Como la vida salpimentona no depende ni del escritor más talentoso.
Escribir al fin y al cabo, tiene como tarea primordial ser selector. Un escritor es una máquina neurobiológica que perpetuamente extrae con unas pinzas un vocablo, de una compartimentación léxica abultada. Tiene unos operarios que testean la cadena de palabras, y abortan o sustituyen piezas. Son operarios del departamento de calidad que modulan la cacofonía, la musicalidad, la precisión quirúrgica, los dobles sentidos, la vaguedad significativa, el empaque, los precedentes literarios, la sensoraliedad lectora del momento... Pero la máquina ideal tiene mucho ganado si es una brutal pescadora del mar de palabras. Si tiene una flota innumerable y si pesca a la vez en un océano, con entreno y lectura, debería llegar a puerto literario. Hablamos del substrato biológico, de la maquinaria del escritor, sus atarazanas.
Después, queda el infinito de los acabados. Que es como el color de una vida en blanco y negro. Hay bocetos perfectos que después no andan. La filosofía es un gran boceto que dice más que el arte, pero al alimentarse de la contemplación, después no anda, no funciona, no se injerta en la vida y sólo se transmite en sus arcones frigoríficos conceptuales.
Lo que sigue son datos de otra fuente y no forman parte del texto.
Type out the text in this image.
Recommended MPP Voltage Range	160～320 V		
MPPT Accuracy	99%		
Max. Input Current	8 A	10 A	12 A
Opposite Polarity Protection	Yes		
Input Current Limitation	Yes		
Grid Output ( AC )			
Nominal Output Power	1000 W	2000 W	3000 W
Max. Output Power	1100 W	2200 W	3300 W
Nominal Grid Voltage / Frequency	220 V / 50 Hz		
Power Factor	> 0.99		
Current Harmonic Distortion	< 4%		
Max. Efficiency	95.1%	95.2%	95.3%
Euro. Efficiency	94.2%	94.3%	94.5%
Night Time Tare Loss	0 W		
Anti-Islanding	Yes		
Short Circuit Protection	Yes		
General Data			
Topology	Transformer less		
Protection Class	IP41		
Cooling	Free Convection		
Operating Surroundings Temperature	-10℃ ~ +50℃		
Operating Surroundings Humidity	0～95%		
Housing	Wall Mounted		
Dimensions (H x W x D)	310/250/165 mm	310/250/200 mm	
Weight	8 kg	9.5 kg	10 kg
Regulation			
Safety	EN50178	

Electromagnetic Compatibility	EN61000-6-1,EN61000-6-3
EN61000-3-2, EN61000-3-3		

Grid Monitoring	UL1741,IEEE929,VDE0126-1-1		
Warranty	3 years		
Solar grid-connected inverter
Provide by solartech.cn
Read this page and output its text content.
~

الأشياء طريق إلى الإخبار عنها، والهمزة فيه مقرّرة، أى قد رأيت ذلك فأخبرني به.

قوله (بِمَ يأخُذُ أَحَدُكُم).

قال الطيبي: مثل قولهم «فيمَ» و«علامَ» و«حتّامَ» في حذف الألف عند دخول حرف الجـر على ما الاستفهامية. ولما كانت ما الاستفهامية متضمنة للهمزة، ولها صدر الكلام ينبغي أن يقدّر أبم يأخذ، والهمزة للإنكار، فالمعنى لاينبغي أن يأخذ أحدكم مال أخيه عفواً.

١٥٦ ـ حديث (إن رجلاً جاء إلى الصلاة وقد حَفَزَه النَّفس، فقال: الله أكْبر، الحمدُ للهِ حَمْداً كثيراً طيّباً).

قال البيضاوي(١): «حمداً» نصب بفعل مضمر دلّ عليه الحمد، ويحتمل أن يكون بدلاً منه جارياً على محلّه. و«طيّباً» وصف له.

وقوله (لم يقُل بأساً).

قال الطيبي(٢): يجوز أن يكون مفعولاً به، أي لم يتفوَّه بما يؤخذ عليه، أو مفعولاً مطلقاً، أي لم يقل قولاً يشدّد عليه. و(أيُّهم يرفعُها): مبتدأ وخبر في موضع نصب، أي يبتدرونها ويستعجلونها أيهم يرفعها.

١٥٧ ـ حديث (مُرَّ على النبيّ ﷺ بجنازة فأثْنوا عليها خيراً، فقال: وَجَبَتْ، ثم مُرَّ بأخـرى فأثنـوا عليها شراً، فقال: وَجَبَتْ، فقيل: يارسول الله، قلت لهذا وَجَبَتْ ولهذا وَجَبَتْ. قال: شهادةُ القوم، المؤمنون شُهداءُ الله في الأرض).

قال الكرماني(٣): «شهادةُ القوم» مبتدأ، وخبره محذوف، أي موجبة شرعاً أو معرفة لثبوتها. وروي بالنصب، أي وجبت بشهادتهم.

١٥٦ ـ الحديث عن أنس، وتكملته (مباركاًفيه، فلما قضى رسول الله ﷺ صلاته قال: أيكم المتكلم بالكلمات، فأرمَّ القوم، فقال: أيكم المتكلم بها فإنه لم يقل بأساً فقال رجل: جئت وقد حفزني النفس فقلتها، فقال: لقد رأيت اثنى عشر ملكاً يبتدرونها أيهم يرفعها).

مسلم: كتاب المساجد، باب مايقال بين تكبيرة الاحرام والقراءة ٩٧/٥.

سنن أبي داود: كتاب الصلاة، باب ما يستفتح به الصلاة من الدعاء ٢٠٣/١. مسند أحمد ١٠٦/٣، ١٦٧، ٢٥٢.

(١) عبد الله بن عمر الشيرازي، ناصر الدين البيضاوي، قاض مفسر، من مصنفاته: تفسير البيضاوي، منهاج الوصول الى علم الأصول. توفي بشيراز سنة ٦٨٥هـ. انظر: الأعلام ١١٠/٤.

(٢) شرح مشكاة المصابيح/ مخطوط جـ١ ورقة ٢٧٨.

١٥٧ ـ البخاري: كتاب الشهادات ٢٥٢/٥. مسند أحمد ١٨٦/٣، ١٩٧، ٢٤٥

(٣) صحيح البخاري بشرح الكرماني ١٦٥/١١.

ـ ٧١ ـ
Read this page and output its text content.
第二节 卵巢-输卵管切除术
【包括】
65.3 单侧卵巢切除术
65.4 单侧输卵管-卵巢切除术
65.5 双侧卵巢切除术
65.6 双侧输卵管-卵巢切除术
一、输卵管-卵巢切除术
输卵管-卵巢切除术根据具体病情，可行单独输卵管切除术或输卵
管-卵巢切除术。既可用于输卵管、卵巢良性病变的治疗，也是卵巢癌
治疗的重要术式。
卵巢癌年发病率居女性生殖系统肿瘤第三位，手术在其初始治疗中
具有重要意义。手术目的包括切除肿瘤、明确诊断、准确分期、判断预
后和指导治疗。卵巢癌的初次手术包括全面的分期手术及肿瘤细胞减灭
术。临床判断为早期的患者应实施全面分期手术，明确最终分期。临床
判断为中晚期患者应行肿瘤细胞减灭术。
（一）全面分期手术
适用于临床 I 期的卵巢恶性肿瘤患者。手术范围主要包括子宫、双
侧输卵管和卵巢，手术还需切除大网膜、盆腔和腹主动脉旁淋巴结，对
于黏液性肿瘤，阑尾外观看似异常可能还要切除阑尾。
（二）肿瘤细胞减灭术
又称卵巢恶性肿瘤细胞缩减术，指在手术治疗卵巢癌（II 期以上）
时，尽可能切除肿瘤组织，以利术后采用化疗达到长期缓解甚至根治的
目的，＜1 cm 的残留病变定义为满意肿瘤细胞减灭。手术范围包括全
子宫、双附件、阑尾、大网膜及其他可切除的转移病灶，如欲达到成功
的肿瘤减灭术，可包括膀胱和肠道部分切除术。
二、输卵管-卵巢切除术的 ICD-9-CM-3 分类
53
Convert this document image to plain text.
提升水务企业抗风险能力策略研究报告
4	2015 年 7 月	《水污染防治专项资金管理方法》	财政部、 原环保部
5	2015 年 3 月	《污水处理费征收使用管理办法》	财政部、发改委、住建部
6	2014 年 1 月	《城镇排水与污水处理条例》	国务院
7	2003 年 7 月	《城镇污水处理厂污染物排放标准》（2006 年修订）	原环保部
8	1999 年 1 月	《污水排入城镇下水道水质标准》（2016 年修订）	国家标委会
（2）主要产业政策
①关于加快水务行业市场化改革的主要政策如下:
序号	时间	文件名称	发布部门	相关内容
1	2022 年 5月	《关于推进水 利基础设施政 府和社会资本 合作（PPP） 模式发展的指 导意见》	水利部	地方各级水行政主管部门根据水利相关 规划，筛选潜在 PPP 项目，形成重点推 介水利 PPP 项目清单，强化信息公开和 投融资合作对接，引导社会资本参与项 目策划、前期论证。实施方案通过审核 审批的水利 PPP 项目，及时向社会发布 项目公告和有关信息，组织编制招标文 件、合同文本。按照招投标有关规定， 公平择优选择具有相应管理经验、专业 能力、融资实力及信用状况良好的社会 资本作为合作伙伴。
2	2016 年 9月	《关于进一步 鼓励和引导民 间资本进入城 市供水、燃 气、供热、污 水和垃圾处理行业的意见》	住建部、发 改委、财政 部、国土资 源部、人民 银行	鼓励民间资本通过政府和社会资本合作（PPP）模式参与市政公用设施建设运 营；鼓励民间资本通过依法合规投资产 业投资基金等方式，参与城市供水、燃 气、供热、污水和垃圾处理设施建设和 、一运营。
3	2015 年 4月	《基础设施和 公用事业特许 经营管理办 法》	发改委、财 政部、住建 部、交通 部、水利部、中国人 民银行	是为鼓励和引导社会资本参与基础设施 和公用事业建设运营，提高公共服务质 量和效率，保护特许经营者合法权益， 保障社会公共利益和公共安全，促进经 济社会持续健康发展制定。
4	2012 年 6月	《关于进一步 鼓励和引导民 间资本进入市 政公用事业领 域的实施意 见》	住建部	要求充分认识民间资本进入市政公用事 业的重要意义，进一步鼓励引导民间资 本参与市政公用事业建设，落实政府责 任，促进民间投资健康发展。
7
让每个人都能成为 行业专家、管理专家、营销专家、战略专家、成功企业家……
Los filósofos son selectores quirúrgicos, pero no salen de la cámara blanca del laboratorio, no se mezclan.
Pero también puede darse el literato genial y autista. Aquella criatura hipotética que pare una transcripción calcada de los objetos, máquina virtuosa del lenguaje, pero no supera el alcance de los retazos de la realidad. Es un escáner clavado de la realidad al lenguaje, con las palabras adecuadas y leales, pero le falta toda la temperatura de la carne humana, lo relevante para un mortal, el azaroso recorte de la realidad que lleva consigo la estela de una vida. Le falta encarnar la caprichosidad concreta de la existencia.
Mentamos este polo, para traer la vulcanología de un creador. Un escritor civilizado, con inmejorable potencial, puede haber sido castigado con una vida civilizada sin fracturas. Tal vez no lleve en sí la semilla volcánica que facilita esas fracturas. Ser escritor también es una cuestión temperamental, que te putea la vida, o te la amenaza, pudiéndola palpar como en una lucha libre, y aumentar su conocimiento íntimo. La vida es poliédrica, angulosa y rebosante de matices. Ser derribado, zaherido o convulsionado, es la manera de salpimentonar una obra. De otorgar la paleta de los acabados, de ser fachada faz o envés de la Sagrada Familia, monumento de la bifrontalidad de los acabados.
Y eso es una cuestión meteorobiográfica, depende que llueva eso en tu recuadro de la existencia, que explote tu vida con los accidentes y con las semillas que llevas. La maquinaria va aparte, se tiene de escritor o de arquitecto, no se compra, depende del software biográfico. Y se puede ser un escritor biológico inconmensurable, pero tan civilizado que parezca un arquitecto, o acabe mutando y cobrando de ello.